Patients with rare damaging NS SNPs have reduced methotrexate clearance. (A) Among the 542 patients who did not carry the variant C allele at rs4149056, median adjusted methotrexate clearance is lower in patients with rare damaging NS SNPs (n = 14) than those having no rare NS SNPs (n = 508, p = 8 × 10⁻⁴) or having rare tolerated NS SNPs (n = 20, p = 0.001, Wilcoxon rank-sum test). (B) SNPs with smaller MAFs have larger effect sizes. (Triangles) NS damaging SNPs; (squares) NS tolerated SNPs; (circles) other SNP types. Shapes filled in black indicate p < 0.05; others do not reach statistical significance. Effect size indicates the change in adjusted methotrexate clearance (in milliliters per minute per meter squared) attributable to each copy of the minor allele based on the general linear model, and error bars represent standard error within the model. Shading indicates area under a linear regression fit line for negative effect sizes (pink, lower clearance) or positive effect sizes (green, higher clearance) versus MAF.

Figure 3.

One-third of inter-patient variability in methotrexate clearance can be explained by clinical covariates and SLCO1B1 SNP genotypes. Forward variable selection was used to select covariates, including SNPs in each category (common NS, rare NS, synonymous [syn], 5′ upstream, or intronic) as input based on each covariate's increase in R² for explaining variability in clearance (see Methods). SNPs included in this model are listed in Supplemental Table 2. Of the variation in clearance explained by SLCO1B1 polymorphisms, the percent apportioned to each category of SNP (common NS, rare NS, synonymous, 5′ upstream, or intronic) is illustrated in the pie chart at right.

Figure 4.

SLCO1B1 haplotypes affect average adjusted methotrexate clearance. (A) Haplotypes are based on 15 NS SNPs. (Red boxes with D) Damaging SNPs; (T) tolerated SNPs; (blue boxes) the ancestral allele; (orange boxes) the variant allele.
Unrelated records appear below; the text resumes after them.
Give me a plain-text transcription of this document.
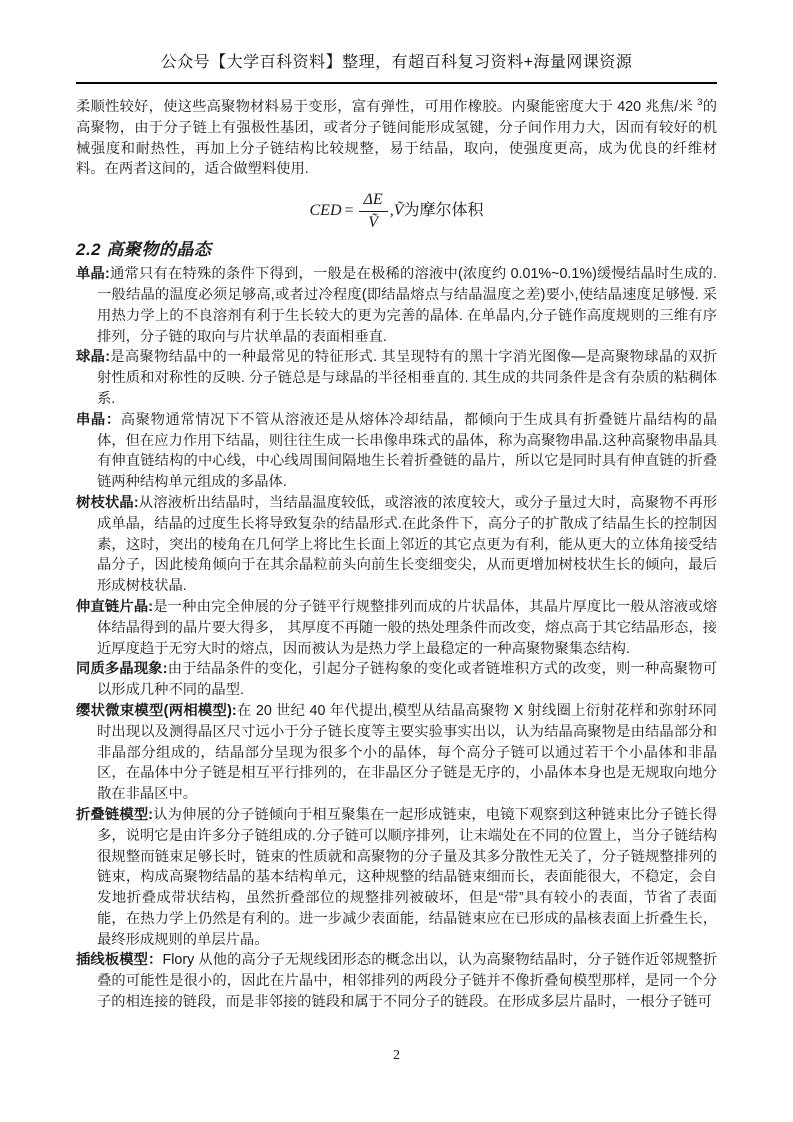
公众号【大学百科资料】整理，有超百科复习资料+海量网课资源

柔顺性较好，使这些高聚物材料易于变形，富有弹性，可用作橡胶。内聚能密度大于 420 兆焦/米 $^3$的高聚物，由于分子链上有强极性基团，或者分子链间能形成氢键，分子间作用力大，因而有较好的机械强度和耐热性，再加上分子链结构比较规整，易于结晶，取向，使强度更高，成为优良的纤维材料。在两者这间的，适合做塑料使用.

CED = $\frac{\Delta E}{\text{Ṽ}}$ ,Ṽ为摩尔体积
2.2 高聚物的晶态

单晶:通常只有在特殊的条件下得到，一般是在极稀的溶液中(浓度约 0.01%~0.1%)缓慢结晶时生成的. 一般结晶的温度必须足够高,或者过冷程度(即结晶熔点与结晶温度之差)要小,使结晶速度足够慢. 采用热力学上的不良溶剂有利于生长较大的更为完善的晶体. 在单晶内,分子链作高度规则的三维有序排列，分子链的取向与片状单晶的表面相垂直.

球晶:是高聚物结晶中的一种最常见的特征形式. 其呈现特有的黑十字消光图像—是高聚物球晶的双折射性质和对称性的反映. 分子链总是与球晶的半径相垂直的. 其生成的共同条件是含有杂质的粘稠体系.

串晶：高聚物通常情况下不管从溶液还是从熔体冷却结晶，都倾向于生成具有折叠链片晶结构的晶体，但在应力作用下结晶，则往往生成一长串像串珠式的晶体，称为高聚物串晶.这种高聚物串晶具有伸直链结构的中心线，中心线周围间隔地生长着折叠链的晶片，所以它是同时具有伸直链的折叠链两种结构单元组成的多晶体.

树枝状晶:从溶液析出结晶时，当结晶温度较低，或溶液的浓度较大，或分子量过大时，高聚物不再形成单晶，结晶的过度生长将导致复杂的结晶形式.在此条件下，高分子的扩散成了结晶生长的控制因素，这时，突出的棱角在几何学上将比生长面上邻近的其它点更为有利，能从更大的立体角接受结晶分子，因此棱角倾向于在其余晶粒前头向前生长变细变尖，从而更增加树枝状生长的倾向，最后形成树枝状晶.

伸直链片晶:是一种由完全伸展的分子链平行规整排列而成的片状晶体，其晶片厚度比一般从溶液或熔体结晶得到的晶片要大得多， 其厚度不再随一般的热处理条件而改变，熔点高于其它结晶形态，接近厚度趋于无穷大时的熔点，因而被认为是热力学上最稳定的一种高聚物聚集态结构.

同质多晶现象:由于结晶条件的变化，引起分子链构象的变化或者链堆积方式的改变，则一种高聚物可以形成几种不同的晶型.

缨状微束模型(两相模型):在 20 世纪 40 年代提出,模型从结晶高聚物 X 射线圈上衍射花样和弥射环同时出现以及测得晶区尺寸远小于分子链长度等主要实验事实出以，认为结晶高聚物是由结晶部分和非晶部分组成的，结晶部分呈现为很多个小的晶体，每个高分子链可以通过若干个小晶体和非晶区，在晶体中分子链是相互平行排列的，在非晶区分子链是无序的，小晶体本身也是无规取向地分散在非晶区中。

折叠链模型:认为伸展的分子链倾向于相互聚集在一起形成链束，电镜下观察到这种链束比分子链长得多，说明它是由许多分子链组成的.分子链可以顺序排列，让末端处在不同的位置上，当分子链结构很规整而链束足够长时，链束的性质就和高聚物的分子量及其多分散性无关了，分子链规整排列的链束，构成高聚物结晶的基本结构单元，这种规整的结晶链束细而长，表面能很大，不稳定，会自发地折叠成带状结构，虽然折叠部位的规整排列被破坏，但是“带”具有较小的表面，节省了表面能，在热力学上仍然是有利的。进一步减少表面能，结晶链束应在已形成的晶核表面上折叠生长，最终形成规则的单层片晶。

插线板模型：Flory 从他的高分子无规线团形态的概念出以，认为高聚物结晶时，分子链作近邻规整折叠的可能性是很小的，因此在片晶中，相邻排列的两段分子链并不像折叠甸模型那样，是同一个分子的相连接的链段，而是非邻接的链段和属于不同分子的链段。在形成多层片晶时，一根分子链可

2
The univariate P-value for the association with methotrexate clearance is indicated after adjustment for age, gender, ancestry, and treatment arm. (Yellow P-values) The haplotype confers significantly lower methotrexate clearance; (green P-values) significantly higher methotrexate clearance; (purple frequencies) singletons; (pink) those that are rare (frequency < 1%). (B) Diplotypes (x-axis) are sorted by median adjusted methotrexate clearance (y-axis). (Yellow haplotypes) Associated with lower methotrexate clearance (p < 0.05); (green haplotypes) associated with higher methotrexate clearance (p < 0.05). (Horizontal line) Median; (boxes) 25th to 75th percentiles; (whiskers) non-outlier range; (circles) outliers. (C) Methotrexate (mtx) uptake by HEK293 cells stably transfected with SLCO1B1 coding variants, plotted as percentage of SLCO1B1*1a-expressing cells, which averaged 30.8 pmol/mg. (Empty) HEK293 cells expressing the empty vector; (asterisks) transport that differs significantly (at p < 0.05, Student's t-test) compared with the SLCO1B1*1a haplotype.

Figure 5.

Extracellular, transmembrane, and intracellular cytoplasmic domains predicted for SLCO1B1, indicating all 15 non-synonymous SNPs. Shown are SNPs associated with lower methotrexate clearance (p < 0.05) (yellow), higher clearance (green), or no association with clearance (black).